When you have achieved a relaxed drop, don’t release the kettlebell on the bottom of the drop, but snap your hips and let the kettlebell come up, retracing its drop trajectory.
As simple as that. If you give it any more thought, you are likely to make a series of mistakes: pulling with the arm rather than the hips, banging your forearm, and so on. Just retrace the drop.
Spear your hand through the handle as the bell is coming home, to make sure the weight will rest as low on your palm as possible.
Let the kettlebell roll around your forearm rather than flip over your fist.
The clean.
Senior RKC Mike Mahler compares the final stage of the clean to an uppercut: “Focus on getting your hand around the bell rather than letting the bell flip over and smack you. As the bell passes waist level, imagine that you are doing an uppercut and get your hand around the bell. Make a fist at the top to get the bell in line with you.”
Catch the kettlebell as low as possible; it helps to visualize that you are cleaning to your waist rather than your shoulder.
Tense your glutes and brace your abs—don’t suck them in, but wall them up as you would for a punch—to absorb the impact. Don’t rebend your knees.
“Focus on getting your hand around the bell rather than letting the bell flip over and smack you. As the bell passes waist level, imagine that you are doing an uppercut and get your hand around the bell. Make a fist at the top to get the bell in line with you.”
Not clean.
Not clean.
As with the squat, the wall will help you with your clean technique. Do a few cleans with the side of your foot, on the working side, touching or almost touching a wall. This will force you not to clean to the “broken-arm position.” Keep your other hand up to block the kettlebell should it bounce off the wall!
The wall will force you to tame the arc.
Likewise, facing the wall and cleaning will teach you to tame the arc. Keep your guard up!
You must realize now that the clean, although a basic move, is not so simple to master. I will say it again: take your time with it and never make many attempts per session. It is boring, but tell someone who cares.
Eugene Sandow displays the definitive classic torso.
It is no coincidence that since overhead presses have fallen out of favor, manly Farnese Hercules torsos with powerful shoulders and midsections have given way to small, feminine waists and large pecs. What a shame, because if you work your overhead presses hard, you will hardly need to do anything else for your upper body.
Condition:
Clean a kettlebell and press it strictly overhead to lockout.
Standard:
1. Pause motionless, with the kettlebell racked long enough to make sure you will not be using the momentum generated by the clean, for the press.
2. Press with your knees locked and with a minimal back and/or side bend.
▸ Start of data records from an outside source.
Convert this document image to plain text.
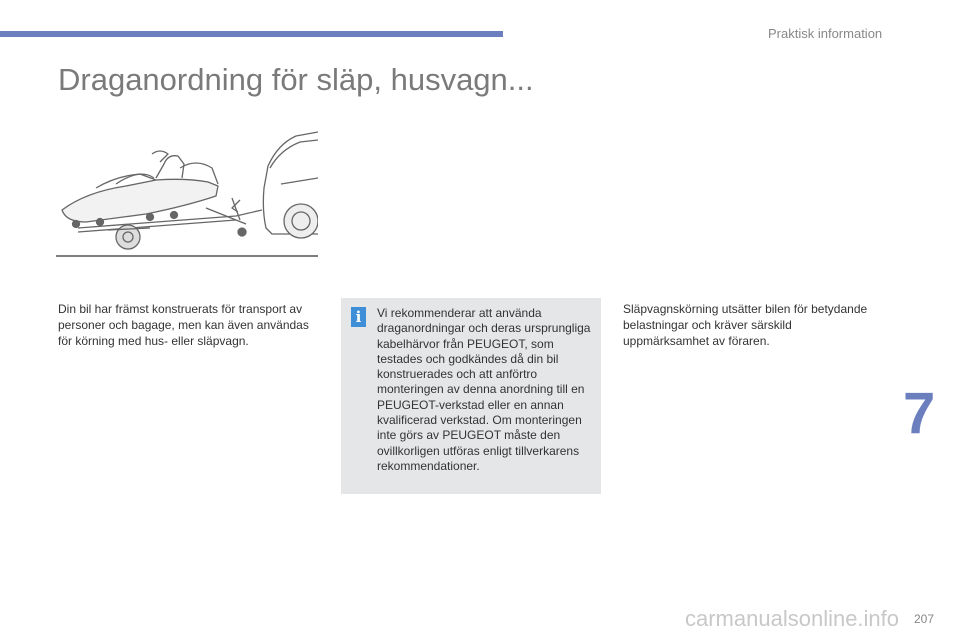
Praktisk information
Draganordning för släp, husvagn...
Din bil har främst konstruerats för transport av personer och bagage, men kan även användas för körning med hus- eller släpvagn.
i	Vi rekommenderar att använda draganordningar och deras ursprungliga kabelhärvor från PEUGEOT, som testades och godkändes då din bil konstruerades och att anförtro monteringen av denna anordning till en PEUGEOT-verkstad eller en annan kvalificerad verkstad. Om monteringen inte görs av PEUGEOT måste den ovillkorligen utföras enligt tillverkarens rekommendationer.
Släpvagnskörning utsätter bilen för betydande belastningar och kräver särskild uppmärksamhet av föraren.
7
carmanualsonline.info 207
3. Keep your whole body tight, especially the midsection, glutes, and quads.
4. Keep your pressing shoulder down.
5. Lock out your elbow completely and pause motionless.
Caution: The following high-tension and power-breathing techniques are not appropriate for Comrades with heart problems or high blood pressure!
Your press is only as good as your clean. Watch a newbie clean and press a kettlebell. The clean will rock him off balance, almost making him stagger backward. He will then put up a shaky press, his feet and waist wiggling all over the place.
The loaded clean.
Now watch an expert do the same thing. The kettlebell pro is the indisputable master of the forces he generates. The heavy kettlebell will not push him around. Instead, the kinetic energy will do something very cool. It will not dissipate back over his shoulder but rather go straight down his body into his feet. Every muscle will tense, and his whole body will compress like a spring. After a legal pause, the stored energy will rebound explosively from the feet in a crisp display of strength as he presses the kettlebell.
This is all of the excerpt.